CIWS-FM, WhiStle Radio 102.7, Whitchurch-Stouffville
WhiStle Community Radio
|CIWS-FM||2016||102.9||50||WhiStle Community Radio|
|CIWS-FM||2008||102.7||50||WhiStle Community Radio|
On September 11, WhiStle Community Radio (the capital ‘S” is deliberate) was licensed to operate a low-power English-language Type B community FM station in Whitchurch-Stouffville. The station would broadcast 126 hours of programming during each broadcast week, including at least 119 hours of programming produced by the station and seven hours of programs acquired from other community stations. The primary language would be English, but the station would also devote at least two hours of programming during each broadcast week to French-language programs. Local programming would reflect the needs and interests of the community, including local and regional news, amateur sports, weather, emergency information, community announcements, interviews exploring issues of local concerns, current events, features and coverage of local council meetings or other community meetings of interest. As to music, the station would draw from a broad range of categories, including country, folk, jazz, blues and children’s music, and would broadcast live performances from local music venues. The new station would operate on a frequency of 102.7 MHz with an effective radiated power of 50 watts.
WhiStle Community Radio received permission from the CRTC to change the antenna site. The station had proposed to use the Stouffville clock tower but would now use the flag pole at 34 Civic Avenue in Stouffville.
CIWS 102.7 “WhiStle Radio” signed on the air March 17. The station had originally planned to use the call letters CJIM.
On November 29, the CRTC denied an application by WhiStle Community Radio to change the authorized contours of CIWS-FM, by changing the class from LP to A, changing the antenna’s radiation pattern from non-directional to directional, increasing the average effective radiated power from 50 to 193 watts (maximum ERP from 50 to 675 watts) and increasing the antenna’s effective height above average terrain from 12 to 138 metres. WCR noted it had recently concluded an agreement with the Whitchurch-Stouffville fire department, the York Regional Police and Emergency Message Services to be the emergency broadcaster. The applicant submitted that the amendment was necessary for CIWS-FM to be able to serve the entire geographic area within the municipal boundaries of the town of Whitchurch-Stouffville and function as the emergency broadcaster in the event of emergency situations, including major power outages. WCR further submitted that the proposed technical change would enable that station to provide a better advertising venue for local businesses.
On November 5, the CRTC denied CIWS-FM’s application to increase the average ERP from 50 to 175 watts (maximum ERP from 50 to 1,000 watts), change the antenna’s radiation pattern from non-directional to directional, and increase the EHAAT from 12 to 30 metres, and to relocate the transmitter.
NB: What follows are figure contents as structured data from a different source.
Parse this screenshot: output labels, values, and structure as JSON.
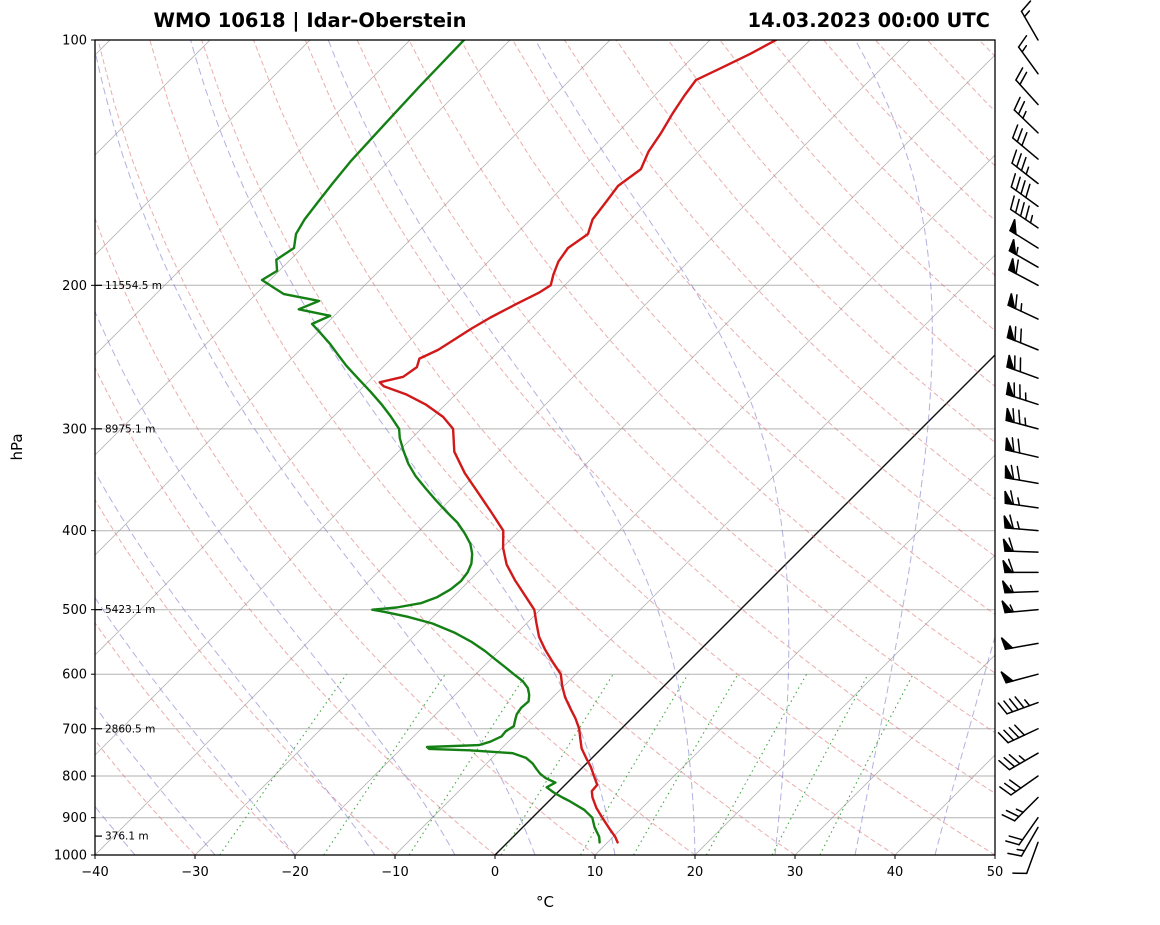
{
  "header": {
    "station_title": "WMO 10618 | Idar-Oberstein",
    "datetime_title": "14.03.2023 00:00 UTC"
  },
  "axes": {
    "y_label": "hPa",
    "x_label": "°C",
    "pressure_range": [
      100,
      1000
    ],
    "temp_range": [
      -40,
      50
    ],
    "pressure_ticks": [
      100,
      200,
      300,
      400,
      500,
      600,
      700,
      800,
      900,
      1000
    ],
    "temp_ticks": [
      -40,
      -30,
      -20,
      -10,
      0,
      10,
      20,
      30,
      40,
      50
    ],
    "temp_tick_labels": [
      "−40",
      "−30",
      "−20",
      "−10",
      "0",
      "10",
      "20",
      "30",
      "40",
      "50"
    ]
  },
  "height_labels": [
    {
      "pressure": 200,
      "label": "11554.5 m"
    },
    {
      "pressure": 300,
      "label": "8975.1 m"
    },
    {
      "pressure": 500,
      "label": "5423.1 m"
    },
    {
      "pressure": 700,
      "label": "2860.5 m"
    },
    {
      "pressure": 948,
      "label": "376.1 m"
    }
  ],
  "chart_data": {
    "type": "line",
    "variant": "skew-t-log-p",
    "title": "WMO 10618 | Idar-Oberstein",
    "subtitle": "14.03.2023 00:00 UTC",
    "xlabel": "°C",
    "ylabel": "hPa",
    "xlim": [
      -40,
      50
    ],
    "ylim": [
      1000,
      100
    ],
    "y_scale": "log",
    "skew": "45deg isotherms",
    "background": {
      "grid_color": "#999999",
      "isotherm_step": 10,
      "isotherm_color": "#8a8a8a",
      "zero_isotherm_color": "#111111",
      "dry_adiabat_color": "#d96a6a",
      "dry_adiabats_theta_c": [
        -40,
        -30,
        -20,
        -10,
        0,
        10,
        20,
        30,
        40,
        50,
        60,
        70,
        80,
        90,
        100,
        110,
        120,
        130,
        140,
        150,
        160,
        170,
        180,
        190,
        200
      ],
      "moist_adiabat_color": "#7d7dcc",
      "moist_adiabats_t0_c": [
        -60,
        -52,
        -44,
        -36,
        -28,
        -20,
        -12,
        -4,
        4,
        12,
        20,
        28,
        36,
        44,
        52
      ],
      "mixing_ratio_color": "#2f9e2f",
      "mixing_ratio_g_kg": [
        0.4,
        1,
        2,
        4,
        7,
        10,
        16,
        24,
        32
      ],
      "mixing_ratio_top_hpa": 600
    },
    "series": [
      {
        "name": "temperature",
        "color": "#d11919",
        "units": "degC vs hPa",
        "points": [
          [
            965,
            11.0
          ],
          [
            950,
            10.2
          ],
          [
            925,
            8.6
          ],
          [
            900,
            7.0
          ],
          [
            875,
            5.4
          ],
          [
            850,
            4.0
          ],
          [
            835,
            3.3
          ],
          [
            820,
            3.2
          ],
          [
            800,
            2.0
          ],
          [
            780,
            0.8
          ],
          [
            760,
            -0.6
          ],
          [
            740,
            -2.0
          ],
          [
            720,
            -3.1
          ],
          [
            700,
            -4.2
          ],
          [
            680,
            -5.6
          ],
          [
            660,
            -7.2
          ],
          [
            640,
            -8.8
          ],
          [
            620,
            -10.2
          ],
          [
            600,
            -11.5
          ],
          [
            580,
            -13.5
          ],
          [
            560,
            -15.5
          ],
          [
            540,
            -17.4
          ],
          [
            520,
            -19.0
          ],
          [
            500,
            -20.6
          ],
          [
            480,
            -23.0
          ],
          [
            460,
            -25.5
          ],
          [
            440,
            -27.9
          ],
          [
            420,
            -29.9
          ],
          [
            400,
            -31.6
          ],
          [
            380,
            -34.6
          ],
          [
            360,
            -37.8
          ],
          [
            340,
            -41.2
          ],
          [
            320,
            -44.4
          ],
          [
            300,
            -46.8
          ],
          [
            290,
            -49.0
          ],
          [
            280,
            -52.0
          ],
          [
            272,
            -55.0
          ],
          [
            266,
            -58.0
          ],
          [
            263,
            -58.8
          ],
          [
            259,
            -57.0
          ],
          [
            252,
            -56.6
          ],
          [
            246,
            -57.2
          ],
          [
            240,
            -56.2
          ],
          [
            233,
            -55.6
          ],
          [
            226,
            -55.0
          ],
          [
            219,
            -54.2
          ],
          [
            211,
            -53.0
          ],
          [
            204,
            -51.8
          ],
          [
            200,
            -51.4
          ],
          [
            194,
            -52.2
          ],
          [
            187,
            -53.0
          ],
          [
            180,
            -53.4
          ],
          [
            173,
            -52.8
          ],
          [
            166,
            -53.8
          ],
          [
            158,
            -54.2
          ],
          [
            151,
            -54.6
          ],
          [
            144,
            -54.0
          ],
          [
            137,
            -55.0
          ],
          [
            130,
            -55.6
          ],
          [
            123,
            -56.4
          ],
          [
            117,
            -57.0
          ],
          [
            112,
            -57.4
          ],
          [
            108,
            -56.0
          ],
          [
            104,
            -54.6
          ],
          [
            100,
            -53.4
          ]
        ]
      },
      {
        "name": "dewpoint",
        "color": "#148014",
        "units": "degC vs hPa",
        "points": [
          [
            965,
            9.2
          ],
          [
            950,
            8.6
          ],
          [
            925,
            7.2
          ],
          [
            900,
            6.0
          ],
          [
            880,
            4.4
          ],
          [
            860,
            2.2
          ],
          [
            850,
            1.0
          ],
          [
            838,
            -0.4
          ],
          [
            826,
            -1.6
          ],
          [
            815,
            -1.2
          ],
          [
            805,
            -2.6
          ],
          [
            795,
            -3.6
          ],
          [
            785,
            -4.4
          ],
          [
            772,
            -5.4
          ],
          [
            760,
            -6.6
          ],
          [
            750,
            -8.4
          ],
          [
            744,
            -13.0
          ],
          [
            741,
            -17.2
          ],
          [
            737,
            -17.6
          ],
          [
            733,
            -12.6
          ],
          [
            726,
            -11.8
          ],
          [
            715,
            -11.2
          ],
          [
            705,
            -11.3
          ],
          [
            695,
            -11.0
          ],
          [
            685,
            -11.4
          ],
          [
            672,
            -11.9
          ],
          [
            660,
            -12.1
          ],
          [
            648,
            -12.0
          ],
          [
            636,
            -12.6
          ],
          [
            624,
            -13.4
          ],
          [
            612,
            -14.6
          ],
          [
            600,
            -16.2
          ],
          [
            588,
            -17.8
          ],
          [
            575,
            -19.6
          ],
          [
            562,
            -21.4
          ],
          [
            548,
            -23.6
          ],
          [
            534,
            -26.2
          ],
          [
            520,
            -29.4
          ],
          [
            510,
            -32.6
          ],
          [
            503,
            -35.4
          ],
          [
            500,
            -36.8
          ],
          [
            497,
            -34.6
          ],
          [
            491,
            -32.6
          ],
          [
            483,
            -31.6
          ],
          [
            472,
            -31.0
          ],
          [
            461,
            -30.8
          ],
          [
            450,
            -31.0
          ],
          [
            439,
            -31.5
          ],
          [
            427,
            -32.4
          ],
          [
            415,
            -33.6
          ],
          [
            403,
            -35.2
          ],
          [
            391,
            -37.0
          ],
          [
            379,
            -39.2
          ],
          [
            367,
            -41.4
          ],
          [
            355,
            -43.6
          ],
          [
            343,
            -45.8
          ],
          [
            331,
            -47.8
          ],
          [
            319,
            -49.6
          ],
          [
            308,
            -51.2
          ],
          [
            300,
            -52.2
          ],
          [
            290,
            -54.2
          ],
          [
            280,
            -56.4
          ],
          [
            270,
            -58.8
          ],
          [
            260,
            -61.4
          ],
          [
            251,
            -63.8
          ],
          [
            243,
            -65.8
          ],
          [
            236,
            -67.6
          ],
          [
            229,
            -69.6
          ],
          [
            223,
            -71.4
          ],
          [
            218,
            -70.4
          ],
          [
            214,
            -74.2
          ],
          [
            209,
            -73.0
          ],
          [
            205,
            -77.2
          ],
          [
            201,
            -79.0
          ],
          [
            197,
            -80.8
          ],
          [
            192,
            -80.2
          ],
          [
            186,
            -81.4
          ],
          [
            180,
            -80.8
          ],
          [
            173,
            -82.0
          ],
          [
            166,
            -82.6
          ],
          [
            158,
            -83.0
          ],
          [
            150,
            -83.4
          ],
          [
            141,
            -83.8
          ],
          [
            132,
            -84.0
          ],
          [
            123,
            -84.2
          ],
          [
            114,
            -84.4
          ],
          [
            107,
            -84.5
          ],
          [
            100,
            -84.6
          ]
        ]
      }
    ],
    "wind_barbs": [
      {
        "p": 965,
        "speed_kt": 10,
        "dir_deg": 200
      },
      {
        "p": 925,
        "speed_kt": 15,
        "dir_deg": 210
      },
      {
        "p": 900,
        "speed_kt": 20,
        "dir_deg": 215
      },
      {
        "p": 850,
        "speed_kt": 25,
        "dir_deg": 225
      },
      {
        "p": 800,
        "speed_kt": 30,
        "dir_deg": 235
      },
      {
        "p": 750,
        "speed_kt": 35,
        "dir_deg": 240
      },
      {
        "p": 700,
        "speed_kt": 40,
        "dir_deg": 245
      },
      {
        "p": 650,
        "speed_kt": 45,
        "dir_deg": 250
      },
      {
        "p": 600,
        "speed_kt": 50,
        "dir_deg": 255
      },
      {
        "p": 550,
        "speed_kt": 50,
        "dir_deg": 260
      },
      {
        "p": 500,
        "speed_kt": 55,
        "dir_deg": 265
      },
      {
        "p": 475,
        "speed_kt": 55,
        "dir_deg": 268
      },
      {
        "p": 450,
        "speed_kt": 60,
        "dir_deg": 270
      },
      {
        "p": 425,
        "speed_kt": 60,
        "dir_deg": 272
      },
      {
        "p": 400,
        "speed_kt": 65,
        "dir_deg": 275
      },
      {
        "p": 375,
        "speed_kt": 65,
        "dir_deg": 278
      },
      {
        "p": 350,
        "speed_kt": 70,
        "dir_deg": 280
      },
      {
        "p": 325,
        "speed_kt": 70,
        "dir_deg": 283
      },
      {
        "p": 300,
        "speed_kt": 75,
        "dir_deg": 285
      },
      {
        "p": 280,
        "speed_kt": 75,
        "dir_deg": 288
      },
      {
        "p": 260,
        "speed_kt": 70,
        "dir_deg": 290
      },
      {
        "p": 240,
        "speed_kt": 70,
        "dir_deg": 292
      },
      {
        "p": 220,
        "speed_kt": 65,
        "dir_deg": 295
      },
      {
        "p": 200,
        "speed_kt": 60,
        "dir_deg": 298
      },
      {
        "p": 190,
        "speed_kt": 55,
        "dir_deg": 300
      },
      {
        "p": 180,
        "speed_kt": 50,
        "dir_deg": 302
      },
      {
        "p": 170,
        "speed_kt": 45,
        "dir_deg": 304
      },
      {
        "p": 160,
        "speed_kt": 40,
        "dir_deg": 306
      },
      {
        "p": 150,
        "speed_kt": 35,
        "dir_deg": 308
      },
      {
        "p": 140,
        "speed_kt": 30,
        "dir_deg": 310
      },
      {
        "p": 130,
        "speed_kt": 25,
        "dir_deg": 314
      },
      {
        "p": 120,
        "speed_kt": 20,
        "dir_deg": 318
      },
      {
        "p": 110,
        "speed_kt": 15,
        "dir_deg": 324
      },
      {
        "p": 100,
        "speed_kt": 15,
        "dir_deg": 330
      }
    ]
  }
}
On April 11, the CRTC approved an application by WhiStle Community Radio to amend the broadcasting licence for CIWS-FM in order to change the frequency from 102.7 MHz (channel 274LP) to 102.9 MHz (channel 275LP). WhiStle was required to vacate 102.7 MHz. The frequency change proposed would allow it to continue operating CIWS-FM.
In the spring, CIWS made the move from 102.9 to 102.7 MHz with power of 50 watts. The move was necessitated by the approval of a new station in Scarborough, using the old CIWS frequency.